Under a 1985 compensation deal, those with mercury poisoning recognized by the board received $250 to $800 a month. The protesters, however, demanded that governments acknowledge that mercury poisoning is still a problem. They want the federal government to re-examine and tighten guidelines covering cumulative exposure to low levels of mercury. They also want the government to permanently monitor mercury levels through an environmental centre in the community. Ottawa stopped monitoring mercury levels in the area in 1999, claiming that the levels of mercury in the Wabigoon River are below federal guidelines. Mercury has caused more than health problems for Grassy River. Fishing was banned from the river in 1970 after the river was contaminated. This caused an immediate jump in local unemployment — to 80 per cent — a level that has persisted ever since.
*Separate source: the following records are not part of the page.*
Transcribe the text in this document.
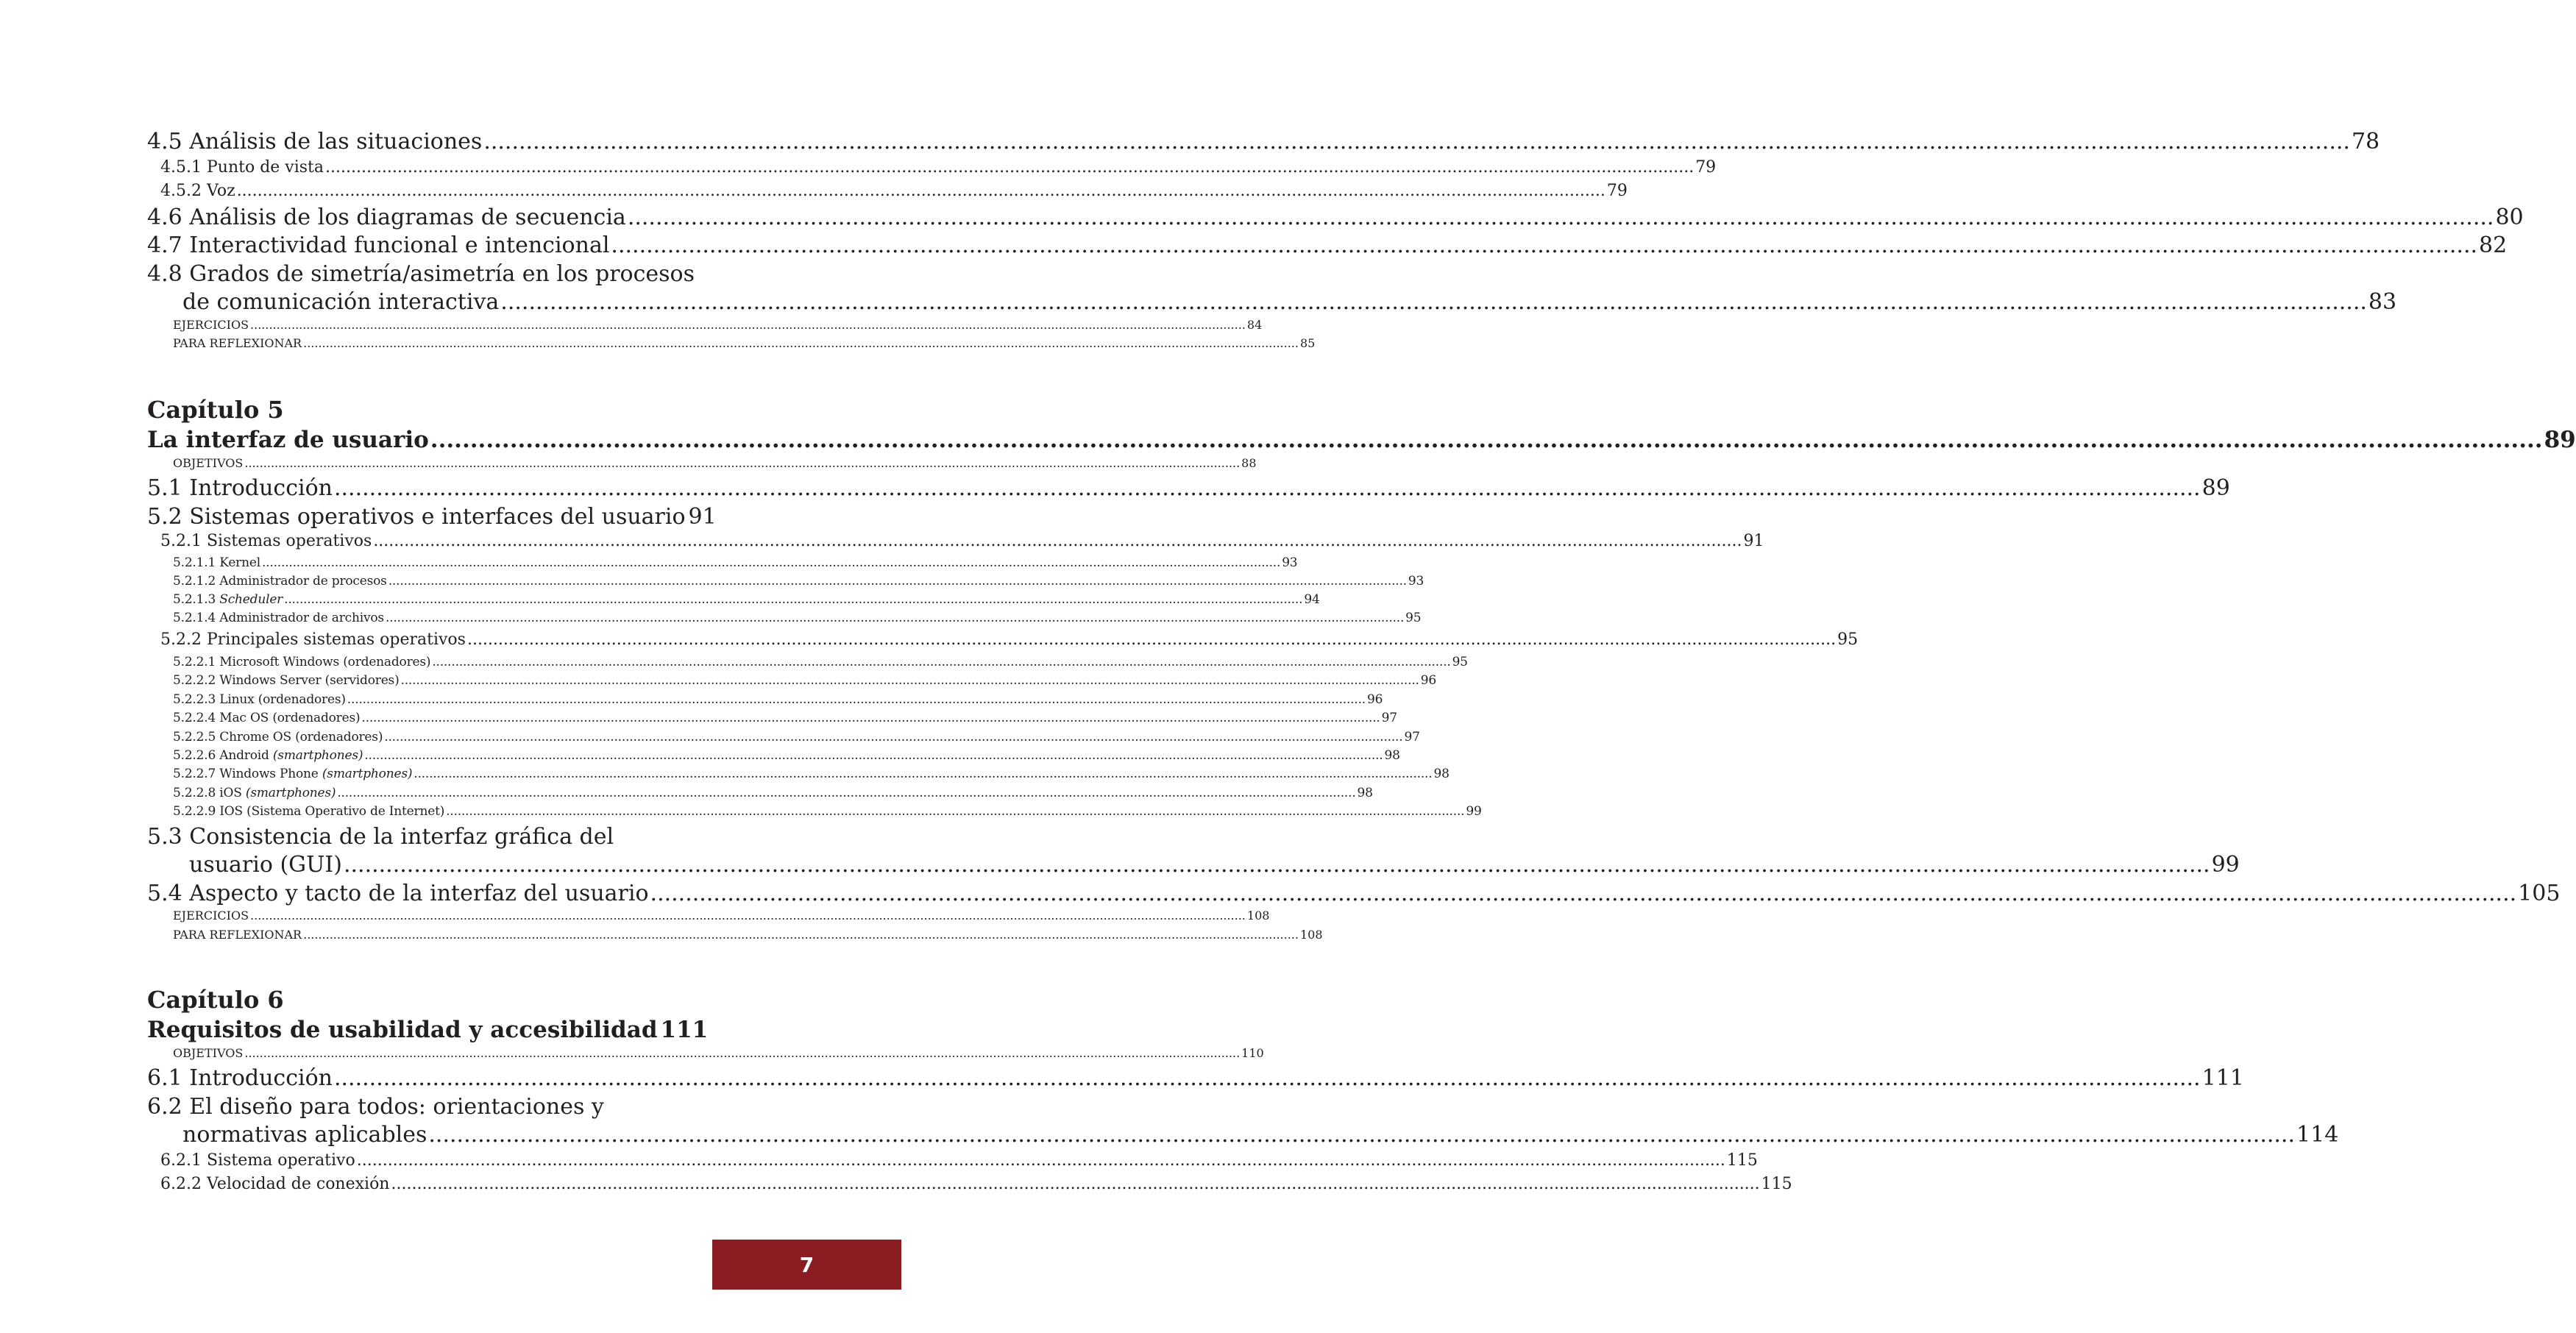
4.5 Análisis de las situaciones .......................................................................................................................................................................................................................................................................... 78
4.5.1 Punto de vista .......................................................................................................................................................................................................................................................................... 79
4.5.2 Voz .......................................................................................................................................................................................................................................................................... 79
4.6 Análisis de los diagramas de secuencia .......................................................................................................................................................................................................................................................................... 80
4.7 Interactividad funcional e intencional .......................................................................................................................................................................................................................................................................... 82
4.8 Grados de simetría/asimetría en los procesos
de comunicación interactiva .......................................................................................................................................................................................................................................................................... 83
EJERCICIOS .......................................................................................................................................................................................................................................................................... 84
PARA REFLEXIONAR .......................................................................................................................................................................................................................................................................... 85
Capítulo 5
La interfaz de usuario .......................................................................................................................................................................................................................................................................... 89
OBJETIVOS .......................................................................................................................................................................................................................................................................... 88
5.1 Introducción .......................................................................................................................................................................................................................................................................... 89
5.2 Sistemas operativos e interfaces del usuario 91
5.2.1 Sistemas operativos .......................................................................................................................................................................................................................................................................... 91
5.2.1.1 Kernel .......................................................................................................................................................................................................................................................................... 93
5.2.1.2 Administrador de procesos .......................................................................................................................................................................................................................................................................... 93
5.2.1.3 Scheduler .......................................................................................................................................................................................................................................................................... 94
5.2.1.4 Administrador de archivos .......................................................................................................................................................................................................................................................................... 95
5.2.2 Principales sistemas operativos .......................................................................................................................................................................................................................................................................... 95
5.2.2.1 Microsoft Windows (ordenadores) .......................................................................................................................................................................................................................................................................... 95
5.2.2.2 Windows Server (servidores) .......................................................................................................................................................................................................................................................................... 96
5.2.2.3 Linux (ordenadores) .......................................................................................................................................................................................................................................................................... 96
5.2.2.4 Mac OS (ordenadores) .......................................................................................................................................................................................................................................................................... 97
5.2.2.5 Chrome OS (ordenadores) .......................................................................................................................................................................................................................................................................... 97
5.2.2.6 Android (smartphones) .......................................................................................................................................................................................................................................................................... 98
5.2.2.7 Windows Phone (smartphones) .......................................................................................................................................................................................................................................................................... 98
5.2.2.8 iOS (smartphones) .......................................................................................................................................................................................................................................................................... 98
5.2.2.9 IOS (Sistema Operativo de Internet) .......................................................................................................................................................................................................................................................................... 99
5.3 Consistencia de la interfaz gráfica del
usuario (GUI) .......................................................................................................................................................................................................................................................................... 99
5.4 Aspecto y tacto de la interfaz del usuario .......................................................................................................................................................................................................................................................................... 105
EJERCICIOS .......................................................................................................................................................................................................................................................................... 108
PARA REFLEXIONAR .......................................................................................................................................................................................................................................................................... 108
Capítulo 6
Requisitos de usabilidad y accesibilidad 111
OBJETIVOS .......................................................................................................................................................................................................................................................................... 110
6.1 Introducción .......................................................................................................................................................................................................................................................................... 111
6.2 El diseño para todos: orientaciones y
normativas aplicables .......................................................................................................................................................................................................................................................................... 114
6.2.1 Sistema operativo .......................................................................................................................................................................................................................................................................... 115
6.2.2 Velocidad de conexión .......................................................................................................................................................................................................................................................................... 115
7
Grisly research in the Arctic is calling into question what we think we know about mercury’s toxic effects: Against the Element – The Scientist (2010-04-01) Link to full article and video
A research project by University of Northern British Columbia and the Nunavik Research Centre in Kuujjuaq, Northern Quebec is looking at polar bear brains to investigate neurochemical changes associated with low levels of exposure to the toxic metal mercury. Environmental health researcher Laurie Chan’s group is making biochemical measurements of brain receptors and enzymes to study the close links between neuronal cell death and mercury uptake, and his team is producing some surprising—and unsettling—findings. “We see subtle changes in the brain before the onset of clinical outcomes,” says Chan.
In short, he and others are seeing biochemical changes in the brains of polar bears, mink, wild river otters, and other species. These biochemical changes could translate into physiological changes—such as defects in memory, language, attention, motor function and visual-spatial abilities—that often go unnoticed until it’s too late and the animal has suffered significant damage from mercury.
Given the neurotoxicity observed in wildlife, “we have to wonder if the same thing happens in humans—and it probably does,” says Niladri Basu, a former grad student of Chan, now at the University of Michigan, Ann Arbor. “The problem is that we can’t go into humans and get their brains.” Ideally, a single animal would near-perfectly mimic the pathology seen in humans to serve as a proxy. But because the species-level diversity in the quantities of mercury toxicity is so great, none of the mammals that Chan, Basu or others have looked at is emerging as good stand-in models for deciphering mercury’s toll on human populations at risk. “Unfortunately,” says Chan, “the fact that we’re seeing more and more differences between species means it’s less and less likely that it’ll be feasible to use the results we see in wildlife to extrapolate to humans.” To investigate Chan has been searching for peripheral neurochemical biomarkers in blood.